To fail to study history, to refuse to derive lessons about the nature of man and the human condition resplendent in literature, and to refuse to think through philosophical and ethical quandaries of the day are invitations to magnify the misjudgments of contemporaries and repeat the mistakes of others in the near and ancient past.

[T]houghtful scholarship that is available but not pondered by policy-makers who might have limited interests or ideological biases is a prescription for social error with many costly dimensions.

On the assumption that this is neither a time for scholarly cave-sitting, nor vacuous citizenship, should it not be clear that little is more costly to society than ignoring or short-changing the humanities?

Government-to-government relations implicitly reflect national power contrasts whether or not military power is being asserted.

Certain frameworks of thought define rival ideas. Other frameworks describe enemies.

Leach seemed to think that giving speeches was a core function of his role as chairman. In his November 2009 speech at Washington’s Press Club Leach announced that he was undertaking a 50-state “civility tour” aimed, as Inside Higher Ed reported, “at overcoming the divisiveness that marks so much political and social discourse in the United States today.” Not even Bruce Springsteen goes on 50-state road trips, but then again Bruce Springsteen has to pay his own way.
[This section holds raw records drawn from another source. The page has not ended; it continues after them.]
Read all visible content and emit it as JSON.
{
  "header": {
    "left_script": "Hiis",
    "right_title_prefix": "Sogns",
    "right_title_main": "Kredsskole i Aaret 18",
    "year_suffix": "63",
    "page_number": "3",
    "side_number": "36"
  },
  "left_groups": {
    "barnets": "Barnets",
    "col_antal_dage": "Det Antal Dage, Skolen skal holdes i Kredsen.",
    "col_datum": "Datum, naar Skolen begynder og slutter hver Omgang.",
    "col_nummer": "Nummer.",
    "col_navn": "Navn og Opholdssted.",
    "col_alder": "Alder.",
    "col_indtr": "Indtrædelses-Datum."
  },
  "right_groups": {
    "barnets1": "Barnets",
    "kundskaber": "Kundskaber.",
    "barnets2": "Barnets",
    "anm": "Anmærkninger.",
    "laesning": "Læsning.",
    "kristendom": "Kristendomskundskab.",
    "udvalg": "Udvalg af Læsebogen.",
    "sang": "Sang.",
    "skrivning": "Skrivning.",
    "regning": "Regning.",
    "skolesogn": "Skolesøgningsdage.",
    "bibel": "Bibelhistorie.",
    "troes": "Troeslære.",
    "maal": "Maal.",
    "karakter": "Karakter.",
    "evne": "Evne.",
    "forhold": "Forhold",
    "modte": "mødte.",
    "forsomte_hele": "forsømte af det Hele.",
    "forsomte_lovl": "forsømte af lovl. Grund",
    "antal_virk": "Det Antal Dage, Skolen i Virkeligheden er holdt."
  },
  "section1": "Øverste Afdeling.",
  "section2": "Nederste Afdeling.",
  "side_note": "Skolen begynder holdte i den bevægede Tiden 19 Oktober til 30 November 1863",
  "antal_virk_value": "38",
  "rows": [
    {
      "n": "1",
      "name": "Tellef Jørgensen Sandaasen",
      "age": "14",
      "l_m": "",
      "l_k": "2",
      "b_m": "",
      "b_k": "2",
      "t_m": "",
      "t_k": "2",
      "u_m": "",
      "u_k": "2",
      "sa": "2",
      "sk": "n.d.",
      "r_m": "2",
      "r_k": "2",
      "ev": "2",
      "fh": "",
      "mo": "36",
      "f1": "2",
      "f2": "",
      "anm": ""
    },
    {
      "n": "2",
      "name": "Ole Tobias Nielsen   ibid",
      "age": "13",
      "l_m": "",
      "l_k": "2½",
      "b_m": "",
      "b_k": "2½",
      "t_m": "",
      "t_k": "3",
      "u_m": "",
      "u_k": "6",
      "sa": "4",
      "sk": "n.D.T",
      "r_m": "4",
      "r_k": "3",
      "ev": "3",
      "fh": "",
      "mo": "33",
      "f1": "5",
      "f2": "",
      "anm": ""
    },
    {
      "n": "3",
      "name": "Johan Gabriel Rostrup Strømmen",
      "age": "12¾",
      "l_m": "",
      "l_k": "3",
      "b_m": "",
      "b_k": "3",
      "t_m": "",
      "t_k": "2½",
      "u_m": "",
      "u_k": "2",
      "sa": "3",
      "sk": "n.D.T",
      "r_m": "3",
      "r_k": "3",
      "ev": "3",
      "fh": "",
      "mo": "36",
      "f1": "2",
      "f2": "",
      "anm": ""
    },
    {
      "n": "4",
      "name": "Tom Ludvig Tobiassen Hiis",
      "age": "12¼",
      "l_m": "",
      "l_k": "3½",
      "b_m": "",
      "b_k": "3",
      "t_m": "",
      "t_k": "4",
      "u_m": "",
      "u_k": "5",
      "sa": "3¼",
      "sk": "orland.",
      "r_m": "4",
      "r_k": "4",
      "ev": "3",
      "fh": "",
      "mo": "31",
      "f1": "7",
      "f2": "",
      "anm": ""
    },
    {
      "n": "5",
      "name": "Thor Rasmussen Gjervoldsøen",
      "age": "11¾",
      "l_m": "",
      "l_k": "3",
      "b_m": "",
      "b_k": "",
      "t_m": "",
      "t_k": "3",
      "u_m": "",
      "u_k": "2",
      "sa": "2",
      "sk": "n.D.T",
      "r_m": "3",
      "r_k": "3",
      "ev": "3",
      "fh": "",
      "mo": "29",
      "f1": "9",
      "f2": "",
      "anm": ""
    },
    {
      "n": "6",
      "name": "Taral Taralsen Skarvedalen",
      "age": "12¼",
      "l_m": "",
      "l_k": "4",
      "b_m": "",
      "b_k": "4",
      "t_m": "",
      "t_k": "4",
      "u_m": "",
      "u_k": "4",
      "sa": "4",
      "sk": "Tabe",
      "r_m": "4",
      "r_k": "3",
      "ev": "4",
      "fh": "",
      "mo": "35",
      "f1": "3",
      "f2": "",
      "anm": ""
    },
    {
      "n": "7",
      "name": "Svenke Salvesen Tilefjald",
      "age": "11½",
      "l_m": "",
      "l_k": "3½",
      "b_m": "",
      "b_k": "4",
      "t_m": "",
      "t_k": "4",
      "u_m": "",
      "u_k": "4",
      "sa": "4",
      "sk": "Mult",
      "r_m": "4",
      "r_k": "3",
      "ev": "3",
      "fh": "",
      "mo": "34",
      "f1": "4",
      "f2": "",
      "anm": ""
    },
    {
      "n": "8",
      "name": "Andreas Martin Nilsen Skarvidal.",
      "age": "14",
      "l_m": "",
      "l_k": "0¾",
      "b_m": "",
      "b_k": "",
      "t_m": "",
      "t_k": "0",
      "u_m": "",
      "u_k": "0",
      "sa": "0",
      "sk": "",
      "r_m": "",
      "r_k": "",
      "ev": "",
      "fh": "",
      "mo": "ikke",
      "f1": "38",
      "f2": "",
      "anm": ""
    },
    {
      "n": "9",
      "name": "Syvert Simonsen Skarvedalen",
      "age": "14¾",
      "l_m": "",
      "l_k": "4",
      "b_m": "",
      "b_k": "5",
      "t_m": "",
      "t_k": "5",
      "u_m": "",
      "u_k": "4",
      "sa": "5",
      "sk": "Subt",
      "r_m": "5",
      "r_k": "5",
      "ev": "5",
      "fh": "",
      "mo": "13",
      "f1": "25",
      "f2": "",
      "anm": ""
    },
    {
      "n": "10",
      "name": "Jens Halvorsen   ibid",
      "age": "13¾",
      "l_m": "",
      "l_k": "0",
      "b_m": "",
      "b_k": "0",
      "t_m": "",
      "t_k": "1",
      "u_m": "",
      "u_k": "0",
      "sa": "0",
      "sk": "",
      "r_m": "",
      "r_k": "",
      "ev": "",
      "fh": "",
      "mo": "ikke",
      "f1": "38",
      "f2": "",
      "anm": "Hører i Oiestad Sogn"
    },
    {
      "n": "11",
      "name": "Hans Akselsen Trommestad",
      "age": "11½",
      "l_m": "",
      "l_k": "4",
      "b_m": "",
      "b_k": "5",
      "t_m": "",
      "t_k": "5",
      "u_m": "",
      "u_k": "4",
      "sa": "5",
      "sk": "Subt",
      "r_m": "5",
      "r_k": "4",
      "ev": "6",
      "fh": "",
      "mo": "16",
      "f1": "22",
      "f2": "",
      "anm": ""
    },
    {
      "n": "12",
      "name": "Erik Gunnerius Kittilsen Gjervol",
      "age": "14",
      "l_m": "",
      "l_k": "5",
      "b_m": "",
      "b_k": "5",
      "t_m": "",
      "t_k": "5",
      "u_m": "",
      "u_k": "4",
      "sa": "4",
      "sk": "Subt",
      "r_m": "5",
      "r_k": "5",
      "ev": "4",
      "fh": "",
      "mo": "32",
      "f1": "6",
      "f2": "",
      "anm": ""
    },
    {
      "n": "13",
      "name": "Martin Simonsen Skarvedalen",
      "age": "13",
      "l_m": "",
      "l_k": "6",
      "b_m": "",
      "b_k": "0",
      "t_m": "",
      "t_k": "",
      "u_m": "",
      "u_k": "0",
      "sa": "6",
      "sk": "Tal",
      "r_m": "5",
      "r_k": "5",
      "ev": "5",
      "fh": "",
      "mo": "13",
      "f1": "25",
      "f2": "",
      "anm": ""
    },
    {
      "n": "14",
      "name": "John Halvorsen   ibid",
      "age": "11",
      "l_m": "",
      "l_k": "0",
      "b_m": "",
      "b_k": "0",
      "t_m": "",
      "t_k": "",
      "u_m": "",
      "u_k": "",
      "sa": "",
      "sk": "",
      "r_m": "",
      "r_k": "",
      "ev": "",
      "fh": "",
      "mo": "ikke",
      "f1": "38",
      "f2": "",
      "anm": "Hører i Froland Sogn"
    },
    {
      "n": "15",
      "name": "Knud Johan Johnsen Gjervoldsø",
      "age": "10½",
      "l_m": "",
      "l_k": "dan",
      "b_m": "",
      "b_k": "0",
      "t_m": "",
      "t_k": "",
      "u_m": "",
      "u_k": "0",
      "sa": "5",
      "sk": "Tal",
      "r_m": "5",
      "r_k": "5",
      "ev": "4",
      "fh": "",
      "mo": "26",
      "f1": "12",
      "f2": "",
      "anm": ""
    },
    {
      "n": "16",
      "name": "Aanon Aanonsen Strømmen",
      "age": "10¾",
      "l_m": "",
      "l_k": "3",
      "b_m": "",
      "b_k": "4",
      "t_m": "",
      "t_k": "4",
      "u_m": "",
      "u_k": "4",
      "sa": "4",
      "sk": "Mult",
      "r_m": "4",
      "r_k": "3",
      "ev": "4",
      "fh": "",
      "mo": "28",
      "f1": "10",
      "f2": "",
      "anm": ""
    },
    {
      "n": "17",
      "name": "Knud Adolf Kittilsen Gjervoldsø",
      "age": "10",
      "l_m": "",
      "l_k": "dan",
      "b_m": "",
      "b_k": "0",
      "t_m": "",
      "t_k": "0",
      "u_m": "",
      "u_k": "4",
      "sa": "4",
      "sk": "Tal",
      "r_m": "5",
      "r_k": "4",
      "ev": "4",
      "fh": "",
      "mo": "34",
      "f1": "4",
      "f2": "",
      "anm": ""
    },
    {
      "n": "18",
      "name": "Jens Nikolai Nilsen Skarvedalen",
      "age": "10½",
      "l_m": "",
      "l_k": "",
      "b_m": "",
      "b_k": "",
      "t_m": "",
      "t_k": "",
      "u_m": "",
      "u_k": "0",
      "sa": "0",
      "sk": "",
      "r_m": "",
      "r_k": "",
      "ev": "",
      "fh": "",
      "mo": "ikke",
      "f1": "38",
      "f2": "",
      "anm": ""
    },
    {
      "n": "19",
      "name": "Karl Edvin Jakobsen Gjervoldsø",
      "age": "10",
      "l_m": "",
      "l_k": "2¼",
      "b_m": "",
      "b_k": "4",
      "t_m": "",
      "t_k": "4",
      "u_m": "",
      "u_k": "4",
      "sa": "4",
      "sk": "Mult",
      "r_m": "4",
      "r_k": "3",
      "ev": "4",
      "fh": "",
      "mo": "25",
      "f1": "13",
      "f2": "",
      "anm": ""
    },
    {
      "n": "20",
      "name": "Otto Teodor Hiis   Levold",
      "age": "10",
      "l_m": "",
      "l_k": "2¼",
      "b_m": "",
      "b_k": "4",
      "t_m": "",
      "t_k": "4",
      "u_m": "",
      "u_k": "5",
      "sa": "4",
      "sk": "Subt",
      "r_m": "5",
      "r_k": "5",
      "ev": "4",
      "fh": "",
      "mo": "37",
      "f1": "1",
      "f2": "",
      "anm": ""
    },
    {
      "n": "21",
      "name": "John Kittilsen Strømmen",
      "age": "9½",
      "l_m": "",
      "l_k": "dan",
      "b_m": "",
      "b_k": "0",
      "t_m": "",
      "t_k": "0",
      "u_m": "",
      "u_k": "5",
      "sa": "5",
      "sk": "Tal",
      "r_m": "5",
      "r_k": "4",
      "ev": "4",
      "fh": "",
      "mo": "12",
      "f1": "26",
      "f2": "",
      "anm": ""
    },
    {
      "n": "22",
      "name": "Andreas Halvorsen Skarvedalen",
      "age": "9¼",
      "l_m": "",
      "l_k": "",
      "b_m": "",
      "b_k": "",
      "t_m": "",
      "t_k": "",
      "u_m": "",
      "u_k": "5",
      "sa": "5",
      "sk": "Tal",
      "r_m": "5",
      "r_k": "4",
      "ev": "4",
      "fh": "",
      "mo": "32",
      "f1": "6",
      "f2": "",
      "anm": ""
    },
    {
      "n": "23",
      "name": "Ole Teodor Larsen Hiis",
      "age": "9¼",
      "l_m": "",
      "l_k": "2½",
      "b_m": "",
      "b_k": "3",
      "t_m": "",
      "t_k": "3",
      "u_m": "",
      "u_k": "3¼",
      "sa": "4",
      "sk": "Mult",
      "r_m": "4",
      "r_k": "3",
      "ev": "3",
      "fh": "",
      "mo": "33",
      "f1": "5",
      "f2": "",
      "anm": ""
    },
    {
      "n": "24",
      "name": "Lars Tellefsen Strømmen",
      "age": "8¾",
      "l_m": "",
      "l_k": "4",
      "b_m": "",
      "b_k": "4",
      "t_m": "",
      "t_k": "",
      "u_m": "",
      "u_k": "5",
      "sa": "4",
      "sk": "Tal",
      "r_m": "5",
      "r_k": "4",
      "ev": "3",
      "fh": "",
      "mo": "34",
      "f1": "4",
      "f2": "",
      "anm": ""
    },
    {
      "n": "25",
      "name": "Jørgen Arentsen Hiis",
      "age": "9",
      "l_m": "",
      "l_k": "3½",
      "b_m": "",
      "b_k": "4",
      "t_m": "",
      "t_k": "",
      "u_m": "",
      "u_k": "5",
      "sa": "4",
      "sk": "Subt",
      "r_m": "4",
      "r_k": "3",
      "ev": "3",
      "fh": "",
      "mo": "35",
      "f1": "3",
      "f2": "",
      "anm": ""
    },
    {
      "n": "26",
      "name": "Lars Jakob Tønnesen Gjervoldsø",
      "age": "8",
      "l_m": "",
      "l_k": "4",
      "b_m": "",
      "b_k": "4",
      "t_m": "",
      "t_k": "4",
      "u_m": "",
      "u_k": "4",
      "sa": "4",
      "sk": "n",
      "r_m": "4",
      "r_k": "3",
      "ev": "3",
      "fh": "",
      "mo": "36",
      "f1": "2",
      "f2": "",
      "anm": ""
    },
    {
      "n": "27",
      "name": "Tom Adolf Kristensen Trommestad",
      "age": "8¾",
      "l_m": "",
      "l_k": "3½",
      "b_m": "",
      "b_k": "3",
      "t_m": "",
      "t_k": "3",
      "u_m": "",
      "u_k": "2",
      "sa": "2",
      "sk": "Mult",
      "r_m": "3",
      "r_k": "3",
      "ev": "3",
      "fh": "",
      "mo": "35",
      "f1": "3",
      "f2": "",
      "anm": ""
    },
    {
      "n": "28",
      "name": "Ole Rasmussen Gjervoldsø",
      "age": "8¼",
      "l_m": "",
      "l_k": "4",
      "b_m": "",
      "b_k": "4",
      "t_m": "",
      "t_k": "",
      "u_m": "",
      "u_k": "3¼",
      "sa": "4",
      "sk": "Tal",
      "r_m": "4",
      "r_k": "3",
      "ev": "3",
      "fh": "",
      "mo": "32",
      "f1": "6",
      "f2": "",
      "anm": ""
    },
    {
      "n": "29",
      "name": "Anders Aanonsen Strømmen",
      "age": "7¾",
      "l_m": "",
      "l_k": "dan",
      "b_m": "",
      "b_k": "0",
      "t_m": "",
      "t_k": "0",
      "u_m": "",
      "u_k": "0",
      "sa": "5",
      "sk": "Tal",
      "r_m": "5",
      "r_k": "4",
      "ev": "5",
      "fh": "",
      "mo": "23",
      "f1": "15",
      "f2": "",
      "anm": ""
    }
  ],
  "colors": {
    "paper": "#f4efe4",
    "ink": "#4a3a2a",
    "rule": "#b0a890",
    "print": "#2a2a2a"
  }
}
Leach repeated himself endlessly on his 50-state civility tour. He proved over and over again the petty partisan purposes to which the call for “civility” could be put. Wherever he went on tour Leach discredited the call for “civility” by the likes of, well, him.

Leach continues his struggles with syntax and idiom to the end of his tenure. In the statement on his resignation this past Tuesday Leach shows, among other things, that he doesn’t know the meaning of the word “corollary” but that he believes he has strengthened “the idea base of our democracy.”

“I am grateful for the opportunity to have become associated with an agency that plays such a critical role in humanities research and public programming,” he said. “America needs an infrastructure of ideas as well as bridges and no institution over the past half century has done more to strengthen the idea base of our democracy than the NEH. The humanities are an essential corollary to the nation’s increasing focus on science, technology, engineering, and math (STEM).”

Inside the quotation marks are the words Mr. Leach composed at his leisure to reflect well on him and the job he has done as chairman of the NEH.